Le Yoknapatawpha a sa légende, sa préhistoire et son histoire. Au début, seuls les Indiens l’occupent, dont le chef porte le nom français de Du Homme, bientôt transformé en l’anglais « Doom » : fatalité. Au début du xixe s., les colons arrivent, les Compson d’abord, puis les McCaslin, les Sutpen, les Sartoris enfin, qui vont fonder l’aristocratie des planteurs de tabac et de coton. Ces aristocrates sudistes forment une société féodale, fondée sur la plantation et l’esclavage. Chaque clan forme une « maison », un « genos » avec ses parents, ses clients, ses esclaves, ses atavismes. On peut parler de la « maison Sartoris » comme de la « maison des Atrides ».

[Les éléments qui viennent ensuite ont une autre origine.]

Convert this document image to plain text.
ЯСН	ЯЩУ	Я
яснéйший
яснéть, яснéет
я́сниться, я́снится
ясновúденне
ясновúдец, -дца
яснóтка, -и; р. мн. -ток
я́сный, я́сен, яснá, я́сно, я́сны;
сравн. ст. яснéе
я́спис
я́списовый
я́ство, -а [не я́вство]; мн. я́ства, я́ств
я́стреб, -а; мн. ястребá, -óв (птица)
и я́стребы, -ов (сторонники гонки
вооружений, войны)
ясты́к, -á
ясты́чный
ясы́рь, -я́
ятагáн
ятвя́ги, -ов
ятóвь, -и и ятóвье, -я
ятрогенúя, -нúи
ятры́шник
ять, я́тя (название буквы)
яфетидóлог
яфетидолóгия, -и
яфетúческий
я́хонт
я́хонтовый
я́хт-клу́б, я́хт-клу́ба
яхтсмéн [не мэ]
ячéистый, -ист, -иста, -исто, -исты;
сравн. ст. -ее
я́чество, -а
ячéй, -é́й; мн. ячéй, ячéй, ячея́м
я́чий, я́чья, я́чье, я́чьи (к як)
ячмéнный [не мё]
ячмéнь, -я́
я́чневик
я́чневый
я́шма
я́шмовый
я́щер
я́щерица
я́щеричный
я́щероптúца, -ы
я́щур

L’ordre dans lequel Faulkner a écrit ses romans ne correspond pas à l’ordre chronologique. Mais la chronique du Yoknapatawpha est d’abord la décadence des grandes familles. La défaite du Sud pendant la guerre de Sécession, le délabrement des plantations et de l’économie coloniale liquident les fortunes, hypothèquent les terres et embâtardisent les « maisons » en quatre générations. Chez les Compson, le fils doit hypothéquer les terres, et le petit-fils les vendre ; la quatrième génération, dans le Bruit et la fureur, se compose de Benjy, l’idiot, de Caddy, une traînée, et de Quentin, qui se suicide. Chez les Sartoris, c’est la même déchéance. Chez les Sutpen, le métissage aggrave la déchéance sociale ; dans Absalon ! Absalon !, Henry tue son demi-frère, qui est à la fois demi-noir et amant de sa demi-sœur, sans qu’on sache si l’horreur de l’inceste l’emporte sur celle du métissage. Quand Sutpen, tel Agamemnon, rentre de la guerre, il trouve son fils noir mort, son fils blanc en fuite, sa fille vouée au célibat. Pour s’assurer une descendance, il séduit la fille d’un de ses fermiers, qui tue Sutpen, sa fille, leur enfant et lui-même. Quant à Henry, seul survivant de cette tragédie du sang, terré à demi fou pendant vingt ans chez une Noire, il se fait brûler vif.